Pulley generator

Kragen Javier Sitaker, 2016-09-05 (2 minutes)

Could you use a low-friction pulley system to directly drive a tiny micro-DC motor as a micro-generator from a hanging weight? A typical US$3 micro-DC motor can handle about 1–2W of power and produce .49 mN·m of torque, which at a wheel radius of 5mm, is 9.8mN, the Earth weight of 10g. If your weight is, say, 10kg, you need a 1000:1 pulley system; if it is raised through 2m of distance, a simple block-and-tackle would mean you need 500 pulleys at the top, 500 below, and 1000 iterations of thread running between them, for a total of 2000 meters of fine thread. (The thread would ideally be impractically fine: 28 microns of most materials would be sufficient, for a total cross-sectional area of 2.4 mm², and much less of high-strength materials.)

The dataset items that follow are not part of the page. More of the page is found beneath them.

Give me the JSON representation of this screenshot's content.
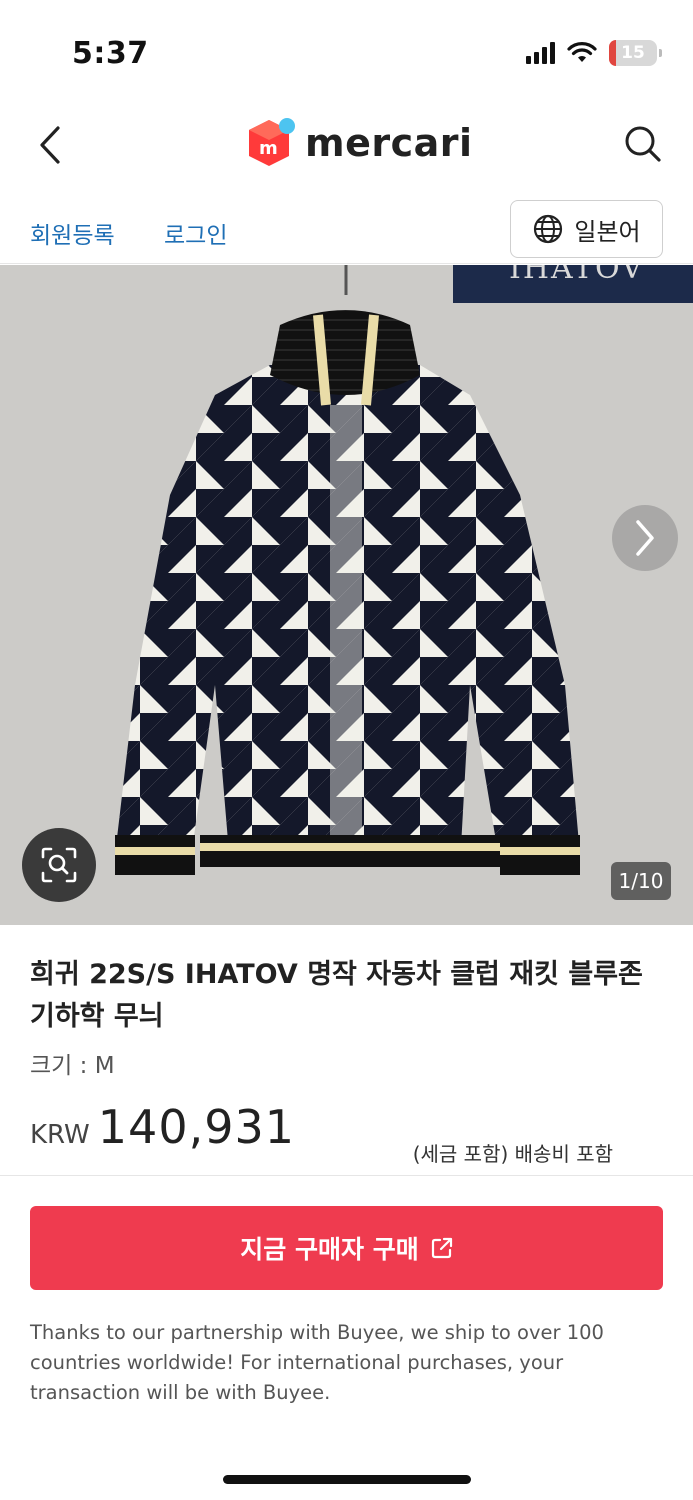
{
  "status_bar": {
    "time": "5:37",
    "battery_level": "15",
    "icons": [
      "signal-icon",
      "wifi-icon",
      "battery-icon"
    ]
  },
  "header": {
    "logo_text": "mercari",
    "icons": [
      "back-arrow-icon",
      "mercari-logo-icon",
      "search-icon"
    ]
  },
  "member_bar": {
    "signup": "회원등록",
    "login": "로그인",
    "language": "일본어",
    "language_icon": "globe-icon"
  },
  "gallery": {
    "banner_text": "IHATOV",
    "counter": "1/10",
    "icons": [
      "chevron-right-icon",
      "image-search-icon"
    ]
  },
  "product": {
    "title": "희귀 22S/S IHATOV 명작 자동차 클럽 재킷 블루존 기하학 무늬",
    "size": "크기 : M",
    "currency": "KRW",
    "price": "140,931",
    "price_note": "(세금 포함) 배송비 포함"
  },
  "buy": {
    "label": "지금 구매자 구매",
    "icon": "external-link-icon",
    "color": "#ef3b4f"
  },
  "partner_note": "Thanks to our partnership with Buyee, we ship to over 100 countries worldwide! For international purchases, your transaction will be with Buyee.",
  "colors": {
    "link": "#1f6fb5",
    "brand_red": "#ef3b4f"
  }
}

To avoid this massive number of parts and threads, it’s probably better to use a multi-stage system: five sequential 4:1 reductions, for example, using gears or pulleys or whatever. A regular 40/3 cotton thread at 4 grams per denier should be able to support 2.7 kg, so maybe 4 to 16 threads running between 4 to 16 pulleys, followed by a 64:1 to 256:1 reduction gearbox or belt drive. (A 32:1 belt-drive reduction could perhaps be done in a single stage, reducing losses, with a 32-cm wheel and a 1-cm wheel; two 16:1 stages would provide 256:1.)